Georgia GOP chairman, Trump chief advisor dealt setbacks in Fulton election probe

White House chief of staff Mark Meadows speaks with reporters outside the White House, Oct. 26, 2020, in Washington. (AP Photo/Patrick Semansky, File)

The Georgia Republican Party chairman and a close advisor to former President Donald Trump were dealt setbacks this week in a Fulton County investigation into potential illegal interference in the 2020 presidential election.

Fulton County Judge Robert McBurney ruled on Wednesday that Georgia GOP Chairman David Shafer cannot be represented by the same attorneys as 10 other Republican electors who were subpoenaed to testify about their roles in casting false electoral votes for Trump in the aftermath of his loss to President-elect Joe Biden. McBurney’s ruling comes a day after the South Carolina Supreme Court ordered former White House chief of staff Mark Meadows to testify in the wide-spanning probe in which a special grand jury is tasked with recommending whether Fulton prosecutors should pursue criminal charges that could include solicitation and conspiracy to commit election fraud.

McBurney said that an impartial lawyer would not advise 10 of the alternate electors to share counsel with Shafer and that their attorneys, Kimberly Burroughs Debrow and Holly Pierson, have to decide to represent either Shafer or the other alternate Republican electors who were subpoenaed in July.



McBurney said that Shafer’s potential complicity to criminal charges is much higher than the other electors since he had a role in coordinating the meeting in which the fake electors cast their false ballots in favor of Trump after the controversial election.

Attorneys for the electors argued there was not a conflict of interest since Shafer and the other electors have similar interests and had not broken the law by casting votes in anticipation of courts overturning the election. During that time, there were last-ditch efforts of failed lawsuits challenging results under unfounded claims of  election fraud securing Biden’s victory in Georgia by about 12,000 votes.

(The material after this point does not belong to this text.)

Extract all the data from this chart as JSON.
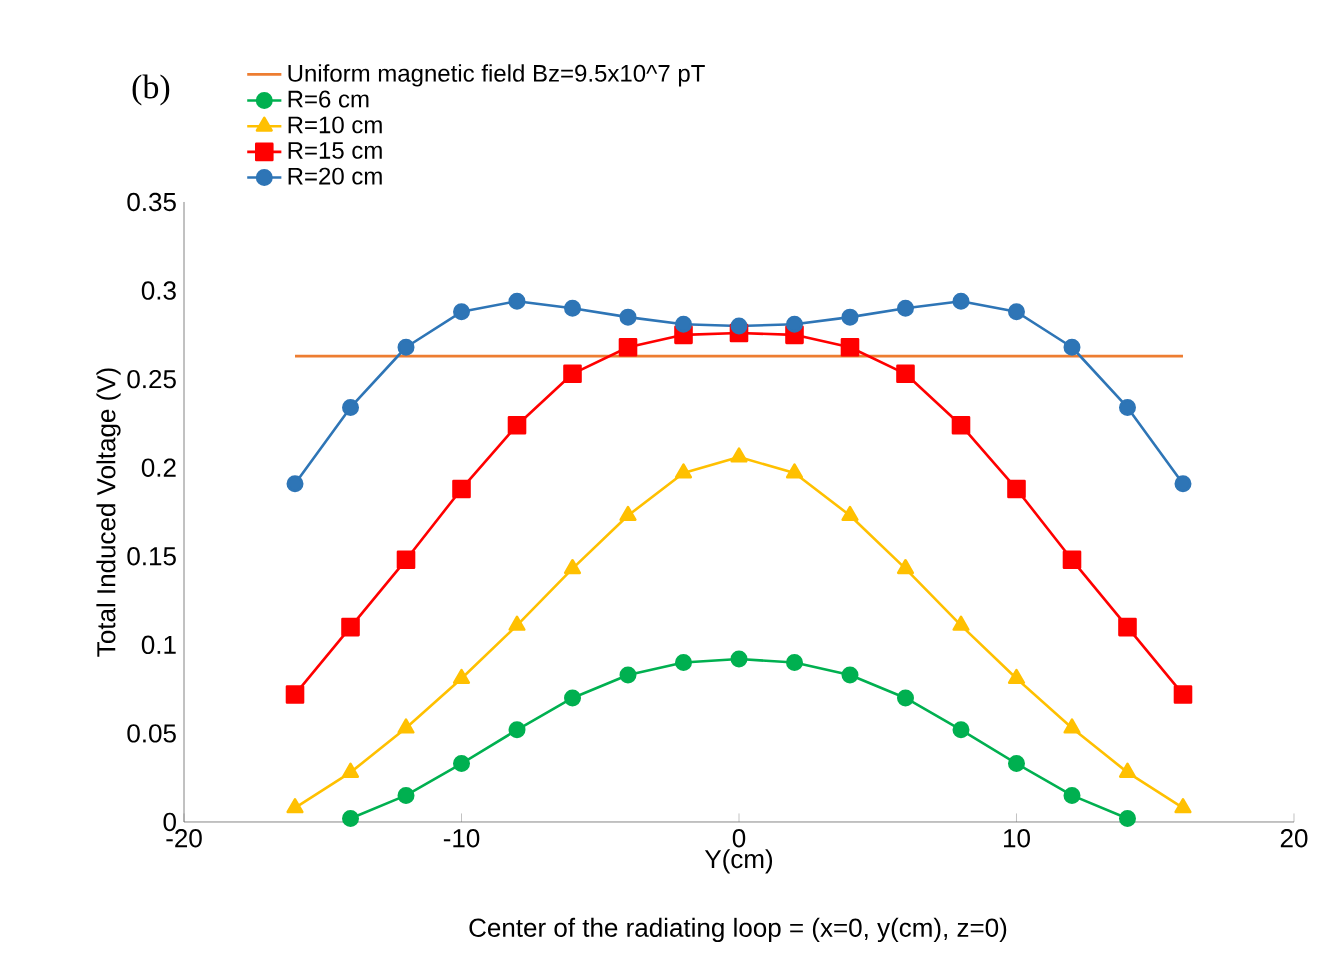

On Jan. 6, insurrectionists breached the U.S. Capitol as Trump sought to prevent Congress from certifying the election.

“Given the information before the Court about his role in establishing and convening the slate of alternate electors, his communications with other key players in the District Attorney’s investigation, and his role in other post-election efforts to call into question the validity of the official vote count in Georgia, the court finds that he is substantively differently situated from the other ten clients jointly represented by Pierson and Debrow,” McBurney wrote.

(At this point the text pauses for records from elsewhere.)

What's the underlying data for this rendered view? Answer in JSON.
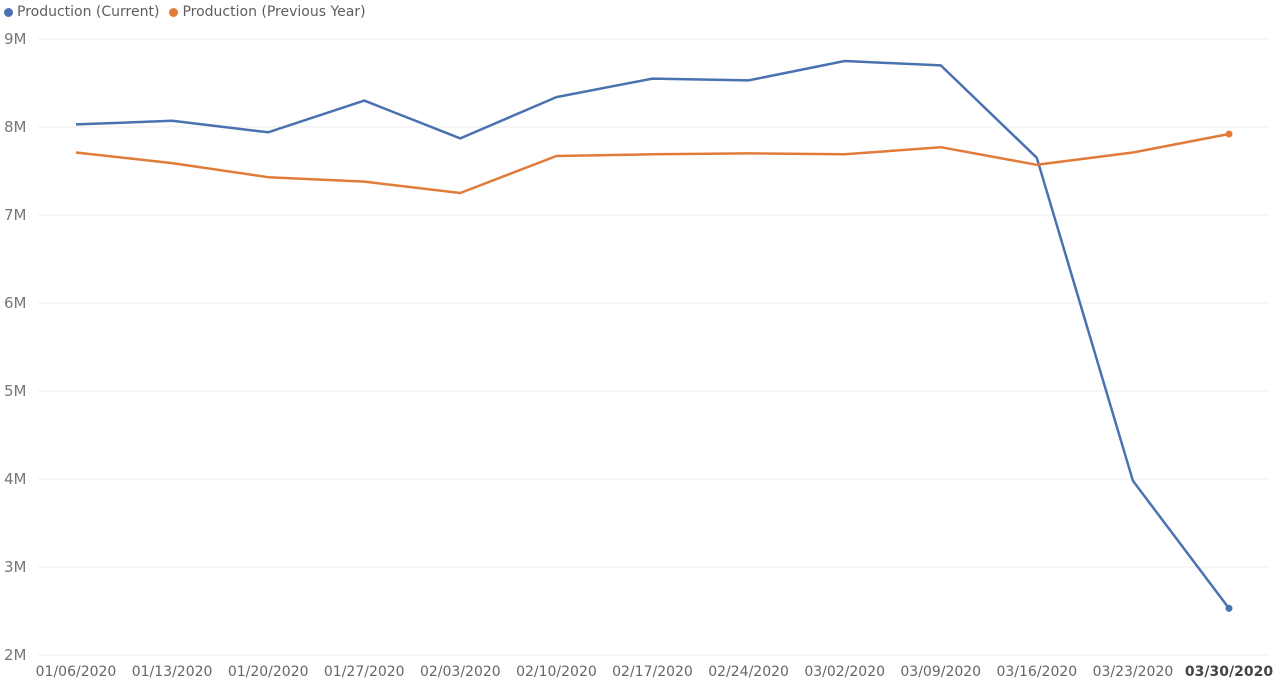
{
  "chart_data": {
    "type": "line",
    "categories": [
      "01/06/2020",
      "01/13/2020",
      "01/20/2020",
      "01/27/2020",
      "02/03/2020",
      "02/10/2020",
      "02/17/2020",
      "02/24/2020",
      "03/02/2020",
      "03/09/2020",
      "03/16/2020",
      "03/23/2020",
      "03/30/2020"
    ],
    "highlight_category": "03/30/2020",
    "series": [
      {
        "name": "Production (Current)",
        "color": "#4a72b0",
        "values": [
          8030000,
          8070000,
          7940000,
          8300000,
          7870000,
          8340000,
          8550000,
          8530000,
          8750000,
          8700000,
          7650000,
          3980000,
          2530000
        ]
      },
      {
        "name": "Production (Previous Year)",
        "color": "#e07b39",
        "values": [
          7710000,
          7590000,
          7430000,
          7380000,
          7250000,
          7670000,
          7690000,
          7700000,
          7690000,
          7770000,
          7570000,
          7710000,
          7920000
        ]
      }
    ],
    "ylim": [
      2000000,
      9000000
    ],
    "y_ticks": [
      {
        "value": 9000000,
        "label": "9M"
      },
      {
        "value": 8000000,
        "label": "8M"
      },
      {
        "value": 7000000,
        "label": "7M"
      },
      {
        "value": 6000000,
        "label": "6M"
      },
      {
        "value": 5000000,
        "label": "5M"
      },
      {
        "value": 4000000,
        "label": "4M"
      },
      {
        "value": 3000000,
        "label": "3M"
      },
      {
        "value": 2000000,
        "label": "2M"
      }
    ],
    "grid": true,
    "legend_position": "top-left",
    "title": "",
    "xlabel": "",
    "ylabel": ""
  }
}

According to a report released by Brookings Institute on Nov. 14, signs are indicating that Trump is at risk of prosecution and several of his closest allies have already been caught up in the investigation, including former personal attorney Rudy Giuliani, U.S. Sen. Lindsey Graham and Meadows, who on Tuesday, was denied by the South Carolina Supreme Court a motion to quash the summons to testify in Georgia.

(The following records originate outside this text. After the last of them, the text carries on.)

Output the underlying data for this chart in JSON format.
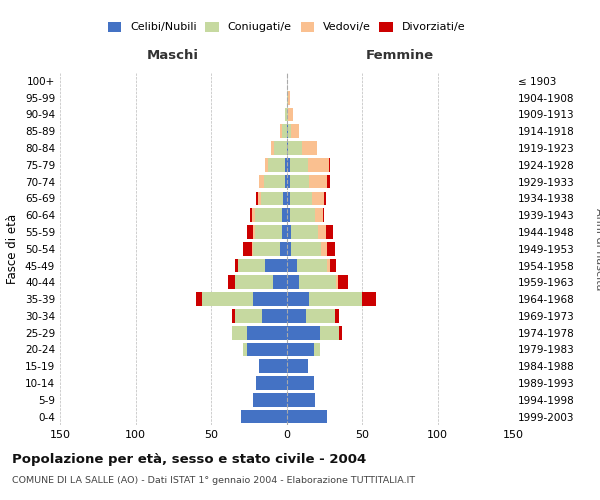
{
  "age_groups": [
    "0-4",
    "5-9",
    "10-14",
    "15-19",
    "20-24",
    "25-29",
    "30-34",
    "35-39",
    "40-44",
    "45-49",
    "50-54",
    "55-59",
    "60-64",
    "65-69",
    "70-74",
    "75-79",
    "80-84",
    "85-89",
    "90-94",
    "95-99",
    "100+"
  ],
  "birth_years": [
    "1999-2003",
    "1994-1998",
    "1989-1993",
    "1984-1988",
    "1979-1983",
    "1974-1978",
    "1969-1973",
    "1964-1968",
    "1959-1963",
    "1954-1958",
    "1949-1953",
    "1944-1948",
    "1939-1943",
    "1934-1938",
    "1929-1933",
    "1924-1928",
    "1919-1923",
    "1914-1918",
    "1909-1913",
    "1904-1908",
    "≤ 1903"
  ],
  "males": {
    "celibi": [
      30,
      22,
      20,
      18,
      26,
      26,
      16,
      22,
      9,
      14,
      4,
      3,
      3,
      2,
      1,
      1,
      0,
      0,
      0,
      0,
      0
    ],
    "coniugati": [
      0,
      0,
      0,
      0,
      3,
      10,
      18,
      34,
      25,
      18,
      18,
      18,
      18,
      15,
      14,
      11,
      8,
      3,
      1,
      0,
      0
    ],
    "vedovi": [
      0,
      0,
      0,
      0,
      0,
      0,
      0,
      0,
      0,
      0,
      1,
      1,
      2,
      2,
      3,
      2,
      2,
      1,
      0,
      0,
      0
    ],
    "divorziati": [
      0,
      0,
      0,
      0,
      0,
      0,
      2,
      4,
      5,
      2,
      6,
      4,
      1,
      1,
      0,
      0,
      0,
      0,
      0,
      0,
      0
    ]
  },
  "females": {
    "nubili": [
      27,
      19,
      18,
      14,
      18,
      22,
      13,
      15,
      8,
      7,
      3,
      3,
      2,
      2,
      2,
      2,
      1,
      1,
      0,
      0,
      0
    ],
    "coniugate": [
      0,
      0,
      0,
      0,
      4,
      13,
      19,
      35,
      25,
      20,
      20,
      18,
      17,
      15,
      13,
      12,
      9,
      2,
      1,
      1,
      0
    ],
    "vedove": [
      0,
      0,
      0,
      0,
      0,
      0,
      0,
      0,
      1,
      2,
      4,
      5,
      5,
      8,
      12,
      14,
      10,
      5,
      3,
      1,
      0
    ],
    "divorziate": [
      0,
      0,
      0,
      0,
      0,
      2,
      3,
      9,
      7,
      4,
      5,
      5,
      1,
      1,
      2,
      1,
      0,
      0,
      0,
      0,
      0
    ]
  },
  "colors": {
    "celibi_nubili": "#4472C4",
    "coniugati": "#C6D9A0",
    "vedovi": "#FAC090",
    "divorziati": "#CC0000"
  },
  "xlim": 150,
  "title": "Popolazione per età, sesso e stato civile - 2004",
  "subtitle": "COMUNE DI LA SALLE (AO) - Dati ISTAT 1° gennaio 2004 - Elaborazione TUTTITALIA.IT",
  "ylabel": "Fasce di età",
  "right_ylabel": "Anni di nascita",
  "legend_labels": [
    "Celibi/Nubili",
    "Coniugati/e",
    "Vedovi/e",
    "Divorziati/e"
  ],
  "maschi_label": "Maschi",
  "femmine_label": "Femmine"
}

Meadows was on Trump’s telephone call with Georgia Secretary of State Brad Raffensperger in January 2021 when Trump urged Raffensperger to secure enough votes for him. Meadows also visited Cobb County’s election office in December 2020, but was prevented from viewing an election audit.

A recording of that conversation led Fulton County District Attorney Fani Willis to pursue the lengthy special investigation that has allowed jurors to hear from dozens of witnesses for up to a year before making their report.

Fulton prosecutors last week questioned Graham about a phone call he had with the secretary of state about disqualifying absentee votes in the 2020 election. The South Carolina Republican lawmaker has said was acting in his congressional capacities as chair of a judicial committee and certifying the election when he contacted Georgia election officials.

Two more Trump confidants, former Republican U.S. House Speaker Newt Gingrich and former national security adviser Michael Flynn, are battling subpoenas in court.